Поправив прическу перед туалетом, перенюхав с видом знатока все ее флаконы, спокойно и без всякого смущения разглядев себя в зеркале, он сказал:
– Очаровательная Эвелин, хочешь быть моей женой? Это можно будет устроить, знаешь. Мой дядя, глава семьи, обожает американцев. Разумеется, все это будет ужасно скучно, бракосочетание и тому подобное.
– О нет, это не в моем вкусе, – шепнула она из-под одеяла, дрожа и хихикая.
Рауль бросил на нее гневный, оскорбленный взгляд, очень церемонно пожелал ей спокойной ночи и ушел.
Когда под ее окном зацвели деревья и цветочницы на базарах начали продавать белые и желтые нарциссы, наступившая весна заставила ее особенно остро ощутить свое одиночество в Париже. Джерри Бернхем уехал в Палестину, Рауль Лемонье больше не показывался, майор Эплтон заходил к ней всякий раз, как приезжал в город, и оказывал ей всяческие знаки внимания, но он действовал ей на нервы. Элайза Фелтон была шофером санитарного автомобиля при американском госпитале на авеню Буа-де-Булонь и по воскресеньям, когда бывала свободна, заходила к Эвелин и отравляла ей жизнь жалобами на то, что Эвелин вовсе не та свободная язычница в душе, за которую она ее вначале принимала. Она говорила, что никто ее не любит и что, даст Бог, снаряд из «Большой Берты» в скором времени покончит с ней. Дошло до того, что Эвелин по воскресеньям на весь день уходила из дому и часто сидела вечерами в канцелярии, читая Анатоля Франса.
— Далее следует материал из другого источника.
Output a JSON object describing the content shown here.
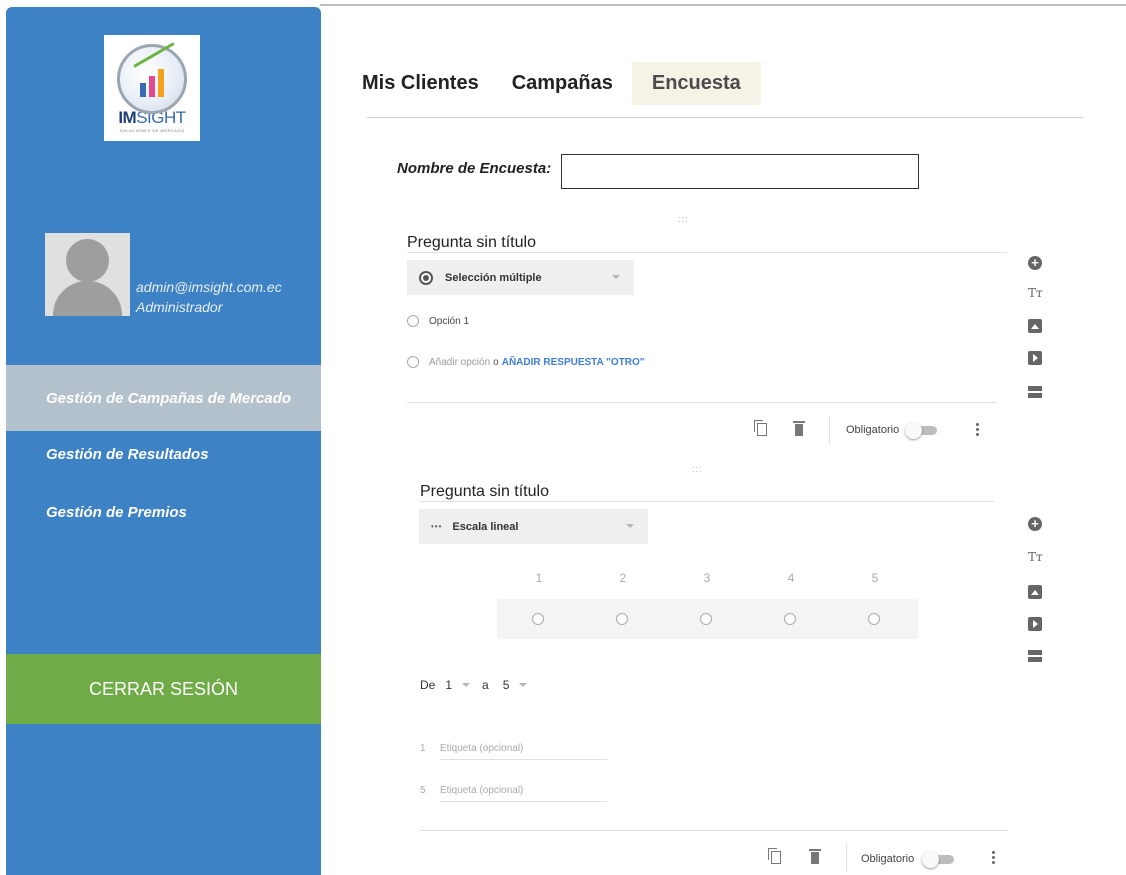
{
  "sidebar": {
    "logo": {
      "brand_bold": "IM",
      "brand_rest": "SIGHT",
      "tagline": "SOLUCIONES DE MERCADO"
    },
    "user": {
      "email": "admin@imsight.com.ec",
      "role": "Administrador"
    },
    "nav": [
      {
        "label": "Gestión de Campañas de Mercado",
        "active": true
      },
      {
        "label": "Gestión de Resultados",
        "active": false
      },
      {
        "label": "Gestión de Premios",
        "active": false
      }
    ],
    "logout_label": "CERRAR SESIÓN"
  },
  "tabs": [
    {
      "label": "Mis Clientes",
      "active": false
    },
    {
      "label": "Campañas",
      "active": false
    },
    {
      "label": "Encuesta",
      "active": true
    }
  ],
  "survey": {
    "name_label": "Nombre de Encuesta:",
    "name_value": ""
  },
  "questions": [
    {
      "title": "Pregunta sin título",
      "type": "Selección múltiple",
      "options": [
        "Opción 1"
      ],
      "add_option": "Añadir opción",
      "or": "o",
      "add_other": "AÑADIR RESPUESTA \"OTRO\"",
      "required_label": "Obligatorio",
      "required": false
    },
    {
      "title": "Pregunta sin título",
      "type": "Escala lineal",
      "scale": [
        "1",
        "2",
        "3",
        "4",
        "5"
      ],
      "from_label": "De",
      "from_value": "1",
      "to_label": "a",
      "to_value": "5",
      "labels": [
        {
          "index": "1",
          "placeholder": "Etiqueta (opcional)"
        },
        {
          "index": "5",
          "placeholder": "Etiqueta (opcional)"
        }
      ],
      "required_label": "Obligatorio",
      "required": false
    }
  ],
  "tools_icons": [
    "add-question-icon",
    "add-title-icon",
    "add-image-icon",
    "add-video-icon",
    "add-section-icon"
  ],
  "colors": {
    "sidebar": "#3e82c6",
    "nav_active": "#b3c1cc",
    "logout": "#6fac47",
    "tab_active_bg": "#f7f2e6",
    "link": "#3f7ed6"
  }
}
Вечные приставания Ивонны тоже утомляли ее; та пыталась руководить жизнью Эвелин, комментируя каждый ее шаг односложными замечаниями. Когда приехал в отпуск Дон Стивенс, еще более худой, чем обычно, в своей серой квакерской форме он показался ей истинным посланцем Божьим, и Эвелин подумала, что, может быть, она его, в конце концов, все-таки полюбит. Она сказала Ивонне, что он ее кузен и что они выросли вместе как брат и сестра, и поместила его в комнате Элинор.
Дон был дико взбудоражен успехами русских большевиков, невероятно много ел, выпил все вино, какое было в доме, и все время загадочно намекал на свою близость к каким-то подпольным организациям. Он говорил, что во всех армиях происходят бунты и что то, что произошло под Капоретто, неминуемо произойдет на всех фронтах; что германские солдаты тоже готовы восстать и что это будет началом всемирной революции. Он рассказал ей о верденском мятеже, о целых эшелонах солдат, ехавших на передовые позиции с криками «а bas la guerre!» [158]и стрелявших на ходу в жандармов.
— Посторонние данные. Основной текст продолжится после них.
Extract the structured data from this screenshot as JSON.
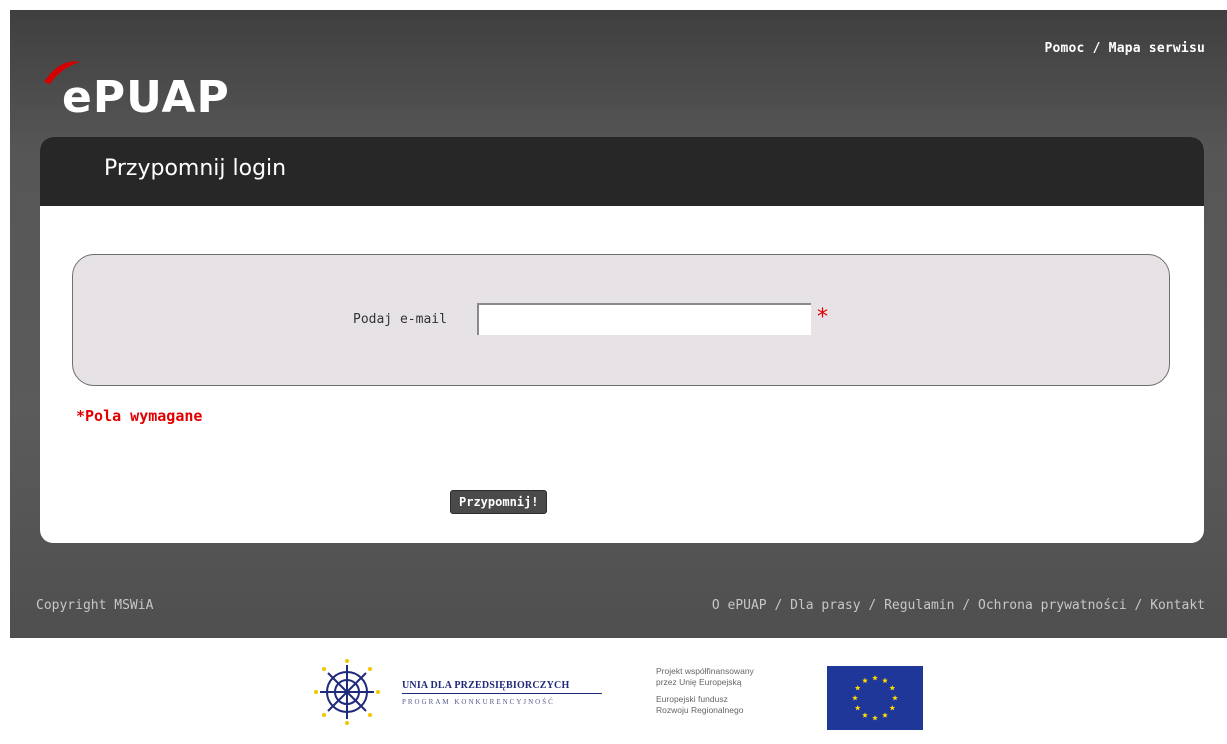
{
  "header": {
    "logo_text": "ePUAP",
    "links": [
      "Pomoc",
      "Mapa serwisu"
    ],
    "separator": " / "
  },
  "panel": {
    "title": "Przypomnij login",
    "email_label": "Podaj e-mail",
    "email_value": "",
    "required_star": "*",
    "required_note": "*Pola wymagane",
    "submit_label": "Przypomnij!"
  },
  "footer": {
    "copyright": "Copyright MSWiA",
    "links": [
      "O ePUAP",
      "Dla prasy",
      "Regulamin",
      "Ochrona prywatności",
      "Kontakt"
    ],
    "separator": " / "
  },
  "sponsors": {
    "unia_title": "UNIA DLA PRZEDSIĘBIORCZYCH",
    "unia_subtitle": "PROGRAM KONKURENCYJNOŚĆ",
    "eu_text_1": "Projekt współfinansowany",
    "eu_text_2": "przez Unię Europejską",
    "eu_text_3": "Europejski fundusz",
    "eu_text_4": "Rozwoju Regionalnego"
  },
  "colors": {
    "accent_red": "#e20000",
    "logo_red": "#d40000",
    "header_dark": "#272727",
    "background_gray": "#565656",
    "form_box": "#e6e2e6",
    "eu_blue": "#1e3799",
    "eu_star": "#ffdd00"
  }
}
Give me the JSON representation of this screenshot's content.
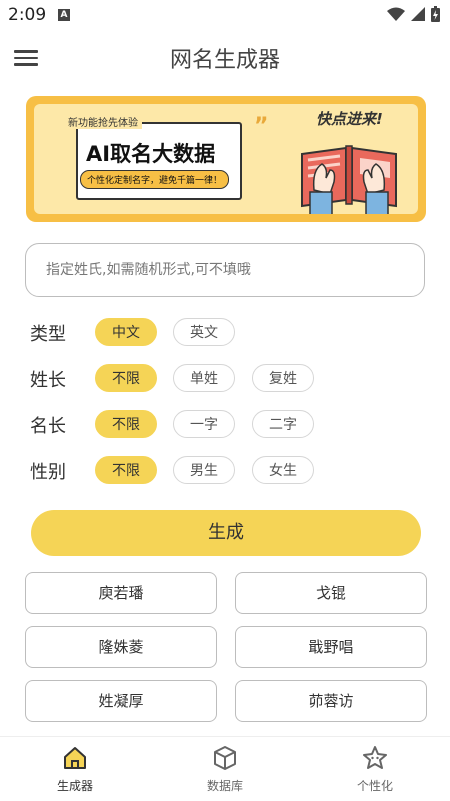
{
  "status": {
    "time": "2:09",
    "notif": "A"
  },
  "app": {
    "title": "网名生成器"
  },
  "banner": {
    "tag": "新功能抢先体验",
    "headline": "AI取名大数据",
    "slogan": "个性化定制名字，避免千篇一律！",
    "right_text": "快点进来!",
    "quote_mark": "”"
  },
  "search": {
    "placeholder": "指定姓氏,如需随机形式,可不填哦",
    "value": ""
  },
  "options": [
    {
      "label": "类型",
      "choices": [
        "中文",
        "英文"
      ],
      "selected": "中文"
    },
    {
      "label": "姓长",
      "choices": [
        "不限",
        "单姓",
        "复姓"
      ],
      "selected": "不限"
    },
    {
      "label": "名长",
      "choices": [
        "不限",
        "一字",
        "二字"
      ],
      "selected": "不限"
    },
    {
      "label": "性别",
      "choices": [
        "不限",
        "男生",
        "女生"
      ],
      "selected": "不限"
    }
  ],
  "generate_label": "生成",
  "results": [
    "庾若璠",
    "戈锟",
    "隆姝菱",
    "戢野唱",
    "姓凝厚",
    "茆蓉访"
  ],
  "nav": [
    {
      "label": "生成器",
      "icon": "home-icon",
      "active": true
    },
    {
      "label": "数据库",
      "icon": "cube-icon",
      "active": false
    },
    {
      "label": "个性化",
      "icon": "star-face-icon",
      "active": false
    }
  ],
  "colors": {
    "accent": "#f5d456",
    "banner_border": "#f7bf45",
    "banner_bg": "#fde8a8"
  }
}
– Эвелин, мы на пороге великих событий… Рабочие всего мира не хотят больше терпеть это безумие… Черт возьми, пожалуй, стоило воевать, если мы в результате дорвемся до новой социалистической цивилизации.
Он перегнулся через стол и поцеловал ее на глазах у длинноносой Ивонны, внесшей оладьи, облитые горячим коньяком. Он погрозил Ивонне пальцем и чуть было не вызвал на ее лице улыбки своим тоном, которым сказал: «Aprиs la guerre finie». [159]
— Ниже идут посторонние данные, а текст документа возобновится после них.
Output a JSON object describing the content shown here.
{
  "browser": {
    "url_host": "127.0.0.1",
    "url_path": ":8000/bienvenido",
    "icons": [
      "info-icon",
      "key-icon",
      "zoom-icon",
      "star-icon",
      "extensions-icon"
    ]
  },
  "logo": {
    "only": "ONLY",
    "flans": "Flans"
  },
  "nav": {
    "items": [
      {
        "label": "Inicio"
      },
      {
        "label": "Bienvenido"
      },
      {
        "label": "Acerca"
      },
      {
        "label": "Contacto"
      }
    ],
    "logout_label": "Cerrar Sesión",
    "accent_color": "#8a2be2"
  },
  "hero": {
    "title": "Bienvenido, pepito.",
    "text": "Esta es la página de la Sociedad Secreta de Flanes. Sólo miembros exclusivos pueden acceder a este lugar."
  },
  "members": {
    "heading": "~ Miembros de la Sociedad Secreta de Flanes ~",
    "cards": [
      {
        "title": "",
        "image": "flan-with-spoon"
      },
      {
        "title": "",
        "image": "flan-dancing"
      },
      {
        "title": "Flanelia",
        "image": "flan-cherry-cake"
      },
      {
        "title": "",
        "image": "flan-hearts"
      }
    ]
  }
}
Весной и летом дела на фронте, по-видимому, действительно пошатнулись. Дон был, возможно, прав. По ночам она слышала непрекращающийся рев гигантского орудийного прибоя на разваливающемся фронте. В канцелярии циркулировали сумасшедшие слухи: британская Пятая армия показала пятки, канадцы восстали и захватили Амьен, шпионы испортили все американские аэропланы, австрийцы опять прорвали итальянский фронт. Три раза канцелярия Красного Креста получала предписание свернуться и быть готовой к эвакуации из Парижа. В такой обстановке отделу пропаганды было трудно сохранять в своих бюллетенях бодрый тон, но Париж, к общему утешению, продолжал наполняться американскими лицами, американской военной полицией, кожаными поясами и консервами, а в июле майор Мурхауз, только что вернувшийся из Штатов, явился в управление со сведениями о сражении при Шато-Тьерри, [160] полученными из первоисточника, и заявил, что через год война будет окончена.